If anything fails, re-adjust before adding more gear. A carrier that fits poorly empty will fit worse under load.

Common Fit Mistakes

Buying by shirt size. A large-framed person who wears an XL t-shirt does not necessarily need a Large plate carrier. The plate covers vital organs, not the entire torso. Measure the coverage area, pick the plate, then pick the carrier size that matches the plate.

Running the carrier too low. This is the most common error. People instinctively want the carrier to “cover more,” so they let it sag toward the navel. This drops the plate below the heart and exposes the upper chest and subclavian vessels. The sternal notch is your reference point — the top of the plate belongs there, every time.

Over-tightening the cummerbund. A death-grip cummerbund feels secure on a static range but creates serious problems under exertion. Restricted breathing degrades shooting performance, accelerates fatigue, and can cause lightheadedness during sustained movement. Snug, not constricting.

Ignoring rear plate position. Most people adjust the front plate and forget the back. The rear plate protects the spine, aorta, and posterior lung fields — it deserves the same careful positioning. Have a partner check your rear plate height or use a mirror.
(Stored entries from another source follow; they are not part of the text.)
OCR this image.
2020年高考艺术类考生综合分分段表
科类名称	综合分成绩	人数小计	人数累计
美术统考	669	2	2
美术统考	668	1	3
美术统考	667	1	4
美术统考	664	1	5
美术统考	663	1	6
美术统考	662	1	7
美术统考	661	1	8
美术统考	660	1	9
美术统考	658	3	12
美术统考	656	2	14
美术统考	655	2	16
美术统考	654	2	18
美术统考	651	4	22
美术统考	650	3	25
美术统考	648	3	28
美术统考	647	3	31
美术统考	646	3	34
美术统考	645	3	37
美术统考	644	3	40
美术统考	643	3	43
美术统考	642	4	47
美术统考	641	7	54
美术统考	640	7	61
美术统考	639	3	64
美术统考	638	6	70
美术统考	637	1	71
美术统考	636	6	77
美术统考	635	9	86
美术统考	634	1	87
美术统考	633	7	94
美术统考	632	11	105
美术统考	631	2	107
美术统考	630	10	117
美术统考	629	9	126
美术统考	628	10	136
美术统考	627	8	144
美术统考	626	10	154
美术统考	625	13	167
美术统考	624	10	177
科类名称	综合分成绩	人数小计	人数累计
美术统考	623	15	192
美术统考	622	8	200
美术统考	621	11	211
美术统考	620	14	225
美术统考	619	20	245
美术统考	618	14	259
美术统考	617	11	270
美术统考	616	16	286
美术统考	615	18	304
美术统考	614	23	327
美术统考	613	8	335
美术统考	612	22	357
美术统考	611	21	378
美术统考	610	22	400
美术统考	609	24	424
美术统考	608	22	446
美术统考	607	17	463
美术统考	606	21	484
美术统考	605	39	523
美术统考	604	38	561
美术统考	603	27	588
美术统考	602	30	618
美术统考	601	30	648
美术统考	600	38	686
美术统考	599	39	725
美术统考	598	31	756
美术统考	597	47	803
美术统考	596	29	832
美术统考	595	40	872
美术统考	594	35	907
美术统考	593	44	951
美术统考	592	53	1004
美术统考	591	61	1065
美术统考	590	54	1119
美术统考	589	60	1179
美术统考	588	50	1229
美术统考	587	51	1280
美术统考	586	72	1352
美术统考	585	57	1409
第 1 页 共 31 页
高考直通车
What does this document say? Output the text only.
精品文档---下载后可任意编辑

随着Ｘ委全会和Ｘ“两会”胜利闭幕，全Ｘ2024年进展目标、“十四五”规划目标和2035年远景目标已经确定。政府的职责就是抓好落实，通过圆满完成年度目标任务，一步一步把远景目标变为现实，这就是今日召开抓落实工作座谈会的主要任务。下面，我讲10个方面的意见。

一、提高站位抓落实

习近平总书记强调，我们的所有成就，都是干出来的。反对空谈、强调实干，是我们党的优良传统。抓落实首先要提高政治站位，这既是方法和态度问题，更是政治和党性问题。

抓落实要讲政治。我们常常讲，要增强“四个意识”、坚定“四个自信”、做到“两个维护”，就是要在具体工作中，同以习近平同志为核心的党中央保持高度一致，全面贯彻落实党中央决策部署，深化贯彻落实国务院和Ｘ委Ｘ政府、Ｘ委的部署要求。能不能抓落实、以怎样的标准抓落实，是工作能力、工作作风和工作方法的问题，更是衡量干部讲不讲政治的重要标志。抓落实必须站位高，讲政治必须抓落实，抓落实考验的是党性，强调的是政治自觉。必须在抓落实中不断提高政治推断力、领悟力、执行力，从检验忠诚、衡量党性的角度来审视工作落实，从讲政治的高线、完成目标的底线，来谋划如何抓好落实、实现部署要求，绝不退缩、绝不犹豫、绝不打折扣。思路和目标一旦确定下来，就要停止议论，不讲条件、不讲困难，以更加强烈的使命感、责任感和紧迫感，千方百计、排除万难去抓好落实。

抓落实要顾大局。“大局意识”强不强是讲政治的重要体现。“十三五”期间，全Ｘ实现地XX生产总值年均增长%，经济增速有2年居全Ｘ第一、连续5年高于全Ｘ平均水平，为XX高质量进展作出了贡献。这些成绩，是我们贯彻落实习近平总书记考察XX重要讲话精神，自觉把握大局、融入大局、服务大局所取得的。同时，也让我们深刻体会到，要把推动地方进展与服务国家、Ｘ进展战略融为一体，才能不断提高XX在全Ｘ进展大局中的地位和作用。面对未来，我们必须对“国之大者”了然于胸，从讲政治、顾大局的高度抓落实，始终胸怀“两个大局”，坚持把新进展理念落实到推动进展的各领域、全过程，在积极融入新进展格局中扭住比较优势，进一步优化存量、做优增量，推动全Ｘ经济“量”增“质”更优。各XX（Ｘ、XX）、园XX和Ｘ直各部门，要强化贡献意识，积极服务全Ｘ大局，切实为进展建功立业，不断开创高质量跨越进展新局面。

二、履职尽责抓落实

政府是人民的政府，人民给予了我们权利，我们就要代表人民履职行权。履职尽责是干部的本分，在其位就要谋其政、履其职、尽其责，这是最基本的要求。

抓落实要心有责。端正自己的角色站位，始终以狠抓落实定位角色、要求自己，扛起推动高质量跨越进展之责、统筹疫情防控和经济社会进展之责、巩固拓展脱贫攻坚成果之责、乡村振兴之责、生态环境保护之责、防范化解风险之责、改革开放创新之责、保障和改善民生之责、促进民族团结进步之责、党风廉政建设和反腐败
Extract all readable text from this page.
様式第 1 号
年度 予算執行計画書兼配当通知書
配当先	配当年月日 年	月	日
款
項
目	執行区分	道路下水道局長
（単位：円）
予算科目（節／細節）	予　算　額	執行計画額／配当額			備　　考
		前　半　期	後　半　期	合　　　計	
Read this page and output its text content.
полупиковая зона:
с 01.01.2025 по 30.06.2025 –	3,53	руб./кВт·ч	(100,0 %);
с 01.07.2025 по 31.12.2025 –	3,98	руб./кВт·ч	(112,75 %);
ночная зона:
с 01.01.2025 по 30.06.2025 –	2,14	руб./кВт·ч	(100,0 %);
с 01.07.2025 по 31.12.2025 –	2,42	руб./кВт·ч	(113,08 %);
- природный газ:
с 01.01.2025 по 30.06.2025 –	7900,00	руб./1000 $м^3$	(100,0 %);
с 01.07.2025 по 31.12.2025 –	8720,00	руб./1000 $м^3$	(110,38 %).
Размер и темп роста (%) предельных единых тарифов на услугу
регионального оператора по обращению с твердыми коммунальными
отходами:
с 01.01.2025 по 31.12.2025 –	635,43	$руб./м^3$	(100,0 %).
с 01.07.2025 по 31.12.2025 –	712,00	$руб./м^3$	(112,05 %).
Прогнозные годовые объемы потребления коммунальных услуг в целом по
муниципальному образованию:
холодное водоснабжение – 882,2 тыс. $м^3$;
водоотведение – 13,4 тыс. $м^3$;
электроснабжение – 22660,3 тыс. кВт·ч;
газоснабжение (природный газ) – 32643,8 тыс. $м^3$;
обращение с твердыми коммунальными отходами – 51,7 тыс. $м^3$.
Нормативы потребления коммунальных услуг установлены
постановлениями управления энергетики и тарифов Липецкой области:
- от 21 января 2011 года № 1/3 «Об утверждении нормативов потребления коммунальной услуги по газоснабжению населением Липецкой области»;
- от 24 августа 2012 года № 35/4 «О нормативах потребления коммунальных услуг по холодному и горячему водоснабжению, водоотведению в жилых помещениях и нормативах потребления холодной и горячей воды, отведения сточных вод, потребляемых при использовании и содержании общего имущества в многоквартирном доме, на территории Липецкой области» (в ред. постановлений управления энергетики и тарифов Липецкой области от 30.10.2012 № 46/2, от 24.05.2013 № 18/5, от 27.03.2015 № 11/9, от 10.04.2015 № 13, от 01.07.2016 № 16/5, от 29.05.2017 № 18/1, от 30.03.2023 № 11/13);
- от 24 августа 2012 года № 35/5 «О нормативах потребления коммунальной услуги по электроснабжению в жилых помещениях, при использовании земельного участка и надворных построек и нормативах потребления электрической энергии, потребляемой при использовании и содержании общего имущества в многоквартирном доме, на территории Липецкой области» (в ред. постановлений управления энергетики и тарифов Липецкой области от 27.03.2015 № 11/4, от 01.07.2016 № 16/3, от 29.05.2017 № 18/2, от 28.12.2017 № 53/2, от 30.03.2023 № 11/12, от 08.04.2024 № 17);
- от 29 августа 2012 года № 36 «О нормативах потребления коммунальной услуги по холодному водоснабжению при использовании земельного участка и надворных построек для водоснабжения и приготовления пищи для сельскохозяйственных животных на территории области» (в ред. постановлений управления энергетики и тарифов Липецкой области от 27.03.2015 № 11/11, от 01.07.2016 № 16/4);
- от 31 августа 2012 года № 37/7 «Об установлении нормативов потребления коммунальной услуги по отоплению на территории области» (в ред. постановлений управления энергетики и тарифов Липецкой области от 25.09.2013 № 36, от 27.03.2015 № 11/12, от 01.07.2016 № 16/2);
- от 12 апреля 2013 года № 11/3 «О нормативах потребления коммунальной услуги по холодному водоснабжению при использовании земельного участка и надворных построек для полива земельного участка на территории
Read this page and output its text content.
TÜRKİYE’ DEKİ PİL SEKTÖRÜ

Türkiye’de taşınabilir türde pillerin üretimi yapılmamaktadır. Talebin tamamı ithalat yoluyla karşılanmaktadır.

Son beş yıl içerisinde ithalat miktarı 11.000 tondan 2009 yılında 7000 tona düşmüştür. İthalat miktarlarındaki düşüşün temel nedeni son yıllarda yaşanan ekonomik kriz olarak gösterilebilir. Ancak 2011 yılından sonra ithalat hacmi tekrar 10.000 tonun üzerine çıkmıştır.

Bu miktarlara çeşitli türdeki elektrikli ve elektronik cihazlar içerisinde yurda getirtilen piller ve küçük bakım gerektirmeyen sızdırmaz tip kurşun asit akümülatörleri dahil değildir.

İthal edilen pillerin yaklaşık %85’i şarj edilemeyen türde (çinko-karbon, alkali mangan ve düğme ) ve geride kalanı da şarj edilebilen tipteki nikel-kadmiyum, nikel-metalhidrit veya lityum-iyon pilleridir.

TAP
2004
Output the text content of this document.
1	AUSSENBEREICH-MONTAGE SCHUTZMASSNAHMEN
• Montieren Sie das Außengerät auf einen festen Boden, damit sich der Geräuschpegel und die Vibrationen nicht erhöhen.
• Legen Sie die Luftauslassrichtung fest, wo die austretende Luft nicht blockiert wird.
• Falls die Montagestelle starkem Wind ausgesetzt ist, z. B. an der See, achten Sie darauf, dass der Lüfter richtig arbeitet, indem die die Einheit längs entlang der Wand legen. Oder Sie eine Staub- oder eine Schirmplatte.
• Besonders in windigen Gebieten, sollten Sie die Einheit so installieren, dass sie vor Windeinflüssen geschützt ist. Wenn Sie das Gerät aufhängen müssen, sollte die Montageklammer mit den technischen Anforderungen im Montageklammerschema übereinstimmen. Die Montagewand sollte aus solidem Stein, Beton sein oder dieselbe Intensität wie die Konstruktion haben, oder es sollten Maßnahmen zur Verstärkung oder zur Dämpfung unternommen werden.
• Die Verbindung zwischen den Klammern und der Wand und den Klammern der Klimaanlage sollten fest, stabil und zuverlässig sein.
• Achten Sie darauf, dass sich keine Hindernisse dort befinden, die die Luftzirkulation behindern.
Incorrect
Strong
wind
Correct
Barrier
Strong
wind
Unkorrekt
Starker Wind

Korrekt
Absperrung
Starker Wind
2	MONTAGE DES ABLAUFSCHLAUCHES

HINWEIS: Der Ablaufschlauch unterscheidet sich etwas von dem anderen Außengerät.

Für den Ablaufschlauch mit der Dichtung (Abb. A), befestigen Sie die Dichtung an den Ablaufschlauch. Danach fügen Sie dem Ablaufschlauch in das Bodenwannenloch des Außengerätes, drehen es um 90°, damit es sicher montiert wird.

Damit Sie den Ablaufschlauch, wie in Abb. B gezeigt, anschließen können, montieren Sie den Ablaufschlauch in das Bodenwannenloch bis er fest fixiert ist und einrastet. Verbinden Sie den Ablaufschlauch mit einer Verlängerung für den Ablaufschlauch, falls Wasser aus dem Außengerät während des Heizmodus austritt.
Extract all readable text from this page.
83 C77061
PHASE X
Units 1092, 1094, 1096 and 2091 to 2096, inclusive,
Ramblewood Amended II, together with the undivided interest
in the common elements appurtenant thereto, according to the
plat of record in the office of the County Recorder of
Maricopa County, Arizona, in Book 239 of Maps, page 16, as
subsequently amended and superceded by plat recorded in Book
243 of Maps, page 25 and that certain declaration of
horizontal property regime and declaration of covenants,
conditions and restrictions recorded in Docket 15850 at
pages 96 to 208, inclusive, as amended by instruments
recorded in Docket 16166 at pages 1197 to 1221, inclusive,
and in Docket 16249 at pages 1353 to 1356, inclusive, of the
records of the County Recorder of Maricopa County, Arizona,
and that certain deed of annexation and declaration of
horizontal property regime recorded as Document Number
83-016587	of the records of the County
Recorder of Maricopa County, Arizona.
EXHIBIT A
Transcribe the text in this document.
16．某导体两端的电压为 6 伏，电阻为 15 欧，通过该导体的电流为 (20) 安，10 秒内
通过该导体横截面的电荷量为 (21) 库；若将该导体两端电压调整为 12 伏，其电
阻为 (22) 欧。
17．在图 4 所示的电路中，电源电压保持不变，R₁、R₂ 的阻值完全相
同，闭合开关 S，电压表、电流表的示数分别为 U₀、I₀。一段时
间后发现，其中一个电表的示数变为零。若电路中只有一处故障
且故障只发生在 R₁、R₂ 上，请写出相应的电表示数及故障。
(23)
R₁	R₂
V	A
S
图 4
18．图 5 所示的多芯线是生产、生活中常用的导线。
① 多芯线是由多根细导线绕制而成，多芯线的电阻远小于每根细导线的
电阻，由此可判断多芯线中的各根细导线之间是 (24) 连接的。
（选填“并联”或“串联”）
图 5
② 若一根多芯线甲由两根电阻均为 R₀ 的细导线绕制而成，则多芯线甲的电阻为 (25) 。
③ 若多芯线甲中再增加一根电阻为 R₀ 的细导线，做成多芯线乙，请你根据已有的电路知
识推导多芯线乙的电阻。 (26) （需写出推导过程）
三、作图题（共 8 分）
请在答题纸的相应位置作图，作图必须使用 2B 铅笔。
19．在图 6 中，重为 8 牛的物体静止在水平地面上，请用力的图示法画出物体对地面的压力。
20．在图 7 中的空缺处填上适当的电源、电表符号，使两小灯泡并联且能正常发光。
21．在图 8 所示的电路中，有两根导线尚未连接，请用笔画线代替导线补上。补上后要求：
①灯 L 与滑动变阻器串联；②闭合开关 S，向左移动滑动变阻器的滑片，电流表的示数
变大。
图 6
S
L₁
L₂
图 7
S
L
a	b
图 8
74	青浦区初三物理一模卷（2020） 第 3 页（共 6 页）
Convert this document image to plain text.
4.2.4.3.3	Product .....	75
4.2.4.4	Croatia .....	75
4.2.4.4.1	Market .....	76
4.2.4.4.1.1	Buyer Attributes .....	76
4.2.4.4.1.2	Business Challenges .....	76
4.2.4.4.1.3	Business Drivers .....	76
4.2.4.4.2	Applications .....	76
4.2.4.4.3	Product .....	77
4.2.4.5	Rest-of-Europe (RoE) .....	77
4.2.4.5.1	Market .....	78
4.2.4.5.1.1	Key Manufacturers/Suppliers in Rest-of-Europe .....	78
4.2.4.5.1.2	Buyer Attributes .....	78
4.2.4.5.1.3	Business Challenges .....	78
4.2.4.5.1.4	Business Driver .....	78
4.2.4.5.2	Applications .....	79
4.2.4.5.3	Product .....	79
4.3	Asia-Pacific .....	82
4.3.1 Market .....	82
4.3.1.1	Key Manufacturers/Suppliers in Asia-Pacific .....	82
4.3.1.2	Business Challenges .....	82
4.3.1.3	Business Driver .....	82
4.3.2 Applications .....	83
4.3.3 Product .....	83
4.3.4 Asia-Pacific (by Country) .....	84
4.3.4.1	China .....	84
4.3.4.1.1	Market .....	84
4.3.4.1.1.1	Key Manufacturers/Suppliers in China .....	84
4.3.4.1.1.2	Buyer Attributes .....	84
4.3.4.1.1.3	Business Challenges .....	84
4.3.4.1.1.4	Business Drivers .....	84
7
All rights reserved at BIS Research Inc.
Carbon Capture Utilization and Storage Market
Stacking too much on the front. Heavy placards, admin pouches, and dangling accessories pull the carrier forward and down over time, gradually shifting the front plate out of position. If your front loadout is substantial, consider counterbalancing with rear accessories or re-evaluating what actually needs to be on the chest versus the belt line.

Re-Check Fit Regularly

Carrier fit is not a one-time event. Body composition changes, different base layers alter the effective torso circumference, and worn hook-and-loop loses grip strength over time. Re-run the loaded shake test any time you change plates, swap cummerbunds, add significant accessories, or notice the carrier behaving differently during dry-fire or live training. Velcro surfaces should be brushed clean of lint and debris periodically — contaminated hook-and-loop is a leading cause of gradual cummerbund slip that users attribute to “the carrier stretching out.”

A correctly fitted plate carrier should feel like a firm handshake around your torso: present, secure, and entirely ignorable while you focus on the task in front of you.